WIPO Re:Search soutient la lutte contre le paludisme
Par Katherine Andrews, directrice adjointe, Griffith Institute of Drug Discovery (GRIDD), Université Griffith, Queensland, Australie
Le paludisme est l’une des principales causes de décès dans le monde. En dépit de progrès dans la réduction des taux de mortalité et d’infection, cette maladie transmise par les moustiques demeure un défi sanitaire majeur à l’échelle mondiale. Selon l’Organisation mondiale de la Santé, pour la seule année 2016, on estime à 216 millions le nombre de cas de paludisme signalés. Bien que ce chiffre soit en net recul par rapport aux estimations de 2015 (avec une baisse d’environ 18%), le paludisme continue de faire plus de 400 000 victimes par an. Pour contribuer à l’éradication de ce fléau, faire preuve de détermination et appliquer une approche innovante est indispensable.

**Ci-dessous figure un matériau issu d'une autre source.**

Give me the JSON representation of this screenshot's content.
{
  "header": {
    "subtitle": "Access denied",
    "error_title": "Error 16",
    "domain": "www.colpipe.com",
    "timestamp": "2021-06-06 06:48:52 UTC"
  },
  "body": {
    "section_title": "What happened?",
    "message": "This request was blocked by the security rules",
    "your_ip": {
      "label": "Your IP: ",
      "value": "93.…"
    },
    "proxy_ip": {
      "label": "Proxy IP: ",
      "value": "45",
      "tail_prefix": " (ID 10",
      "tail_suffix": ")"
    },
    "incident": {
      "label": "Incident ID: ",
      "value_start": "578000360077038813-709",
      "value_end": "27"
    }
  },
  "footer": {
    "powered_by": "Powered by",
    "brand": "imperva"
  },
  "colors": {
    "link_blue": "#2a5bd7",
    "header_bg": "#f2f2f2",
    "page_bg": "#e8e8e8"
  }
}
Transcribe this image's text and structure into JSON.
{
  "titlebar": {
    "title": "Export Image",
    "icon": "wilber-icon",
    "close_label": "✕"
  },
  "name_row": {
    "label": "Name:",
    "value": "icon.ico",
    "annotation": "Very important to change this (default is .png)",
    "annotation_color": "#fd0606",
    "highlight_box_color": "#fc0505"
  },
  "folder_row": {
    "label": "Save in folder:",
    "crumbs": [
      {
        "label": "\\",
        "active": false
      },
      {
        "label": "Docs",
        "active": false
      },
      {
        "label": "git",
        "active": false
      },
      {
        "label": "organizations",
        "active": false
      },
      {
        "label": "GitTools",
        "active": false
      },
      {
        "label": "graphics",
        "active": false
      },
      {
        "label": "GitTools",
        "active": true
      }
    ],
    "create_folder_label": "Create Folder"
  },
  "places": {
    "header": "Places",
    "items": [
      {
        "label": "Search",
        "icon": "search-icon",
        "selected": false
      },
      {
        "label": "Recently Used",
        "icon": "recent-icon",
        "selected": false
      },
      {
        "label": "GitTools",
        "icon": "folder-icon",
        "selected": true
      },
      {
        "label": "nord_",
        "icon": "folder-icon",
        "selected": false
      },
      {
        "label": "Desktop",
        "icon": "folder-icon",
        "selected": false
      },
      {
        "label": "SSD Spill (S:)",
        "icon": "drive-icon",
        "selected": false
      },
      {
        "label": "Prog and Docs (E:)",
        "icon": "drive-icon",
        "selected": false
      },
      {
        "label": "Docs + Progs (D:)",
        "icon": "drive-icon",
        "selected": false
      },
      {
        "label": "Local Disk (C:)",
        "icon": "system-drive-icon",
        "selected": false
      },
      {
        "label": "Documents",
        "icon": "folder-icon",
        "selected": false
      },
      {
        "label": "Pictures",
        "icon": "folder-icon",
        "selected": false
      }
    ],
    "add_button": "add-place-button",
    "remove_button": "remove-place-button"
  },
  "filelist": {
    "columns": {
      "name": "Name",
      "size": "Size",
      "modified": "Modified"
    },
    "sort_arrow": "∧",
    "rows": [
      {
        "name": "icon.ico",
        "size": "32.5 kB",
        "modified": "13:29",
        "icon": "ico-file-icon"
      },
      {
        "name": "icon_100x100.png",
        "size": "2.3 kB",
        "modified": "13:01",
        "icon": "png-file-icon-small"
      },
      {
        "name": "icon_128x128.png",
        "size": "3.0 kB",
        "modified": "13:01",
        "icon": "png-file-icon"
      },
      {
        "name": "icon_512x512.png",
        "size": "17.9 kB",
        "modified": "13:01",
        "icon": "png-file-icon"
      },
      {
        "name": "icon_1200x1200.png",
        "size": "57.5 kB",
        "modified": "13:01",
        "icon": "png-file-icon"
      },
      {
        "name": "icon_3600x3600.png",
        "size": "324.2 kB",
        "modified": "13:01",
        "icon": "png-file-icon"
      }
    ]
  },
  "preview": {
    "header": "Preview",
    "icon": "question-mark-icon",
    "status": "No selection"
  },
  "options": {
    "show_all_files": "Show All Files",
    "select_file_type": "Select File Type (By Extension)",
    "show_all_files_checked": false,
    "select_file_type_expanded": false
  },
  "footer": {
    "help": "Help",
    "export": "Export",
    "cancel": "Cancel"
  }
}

La lutte contre le paludisme est une entreprise complexe qui nécessite les efforts conjugués de chercheurs, d’experts en santé publique, du monde de l’industrie, de responsables politiques, de groupes de la société civile et de bien d’autres. Bien sûr, elle doit aussi pouvoir s’appuyer sur des investissements conséquents, généralement difficiles à obtenir.
Découvrez WIPO Re:Search. Dirigé par l’Organisation Mondiale de la Propriété Intellectuelle (OMPI) et Bio Ventures for Global Health (BVGH), ce consortium réunit plus de 100 partenaires issus de l’administration publique, du milieu universitaire et du secteur de l’industrie. WIPO Re:Search met à profit les ressources, le savoir-faire, les compétences techniques et les infrastructures disponibles pour favoriser la mise au point de vaccins, de médicaments, de thérapies et d’outils de diagnostic plus efficaces afin de prévenir et traiter les maladies tropicales négligées (MTN), le paludisme et la tuberculose. Il contribue de manière substantielle à la lutte contre le paludisme dans le monde en mettant en relation des acteurs du secteur et des groupes de recherche universitaires avec des sources de financement public.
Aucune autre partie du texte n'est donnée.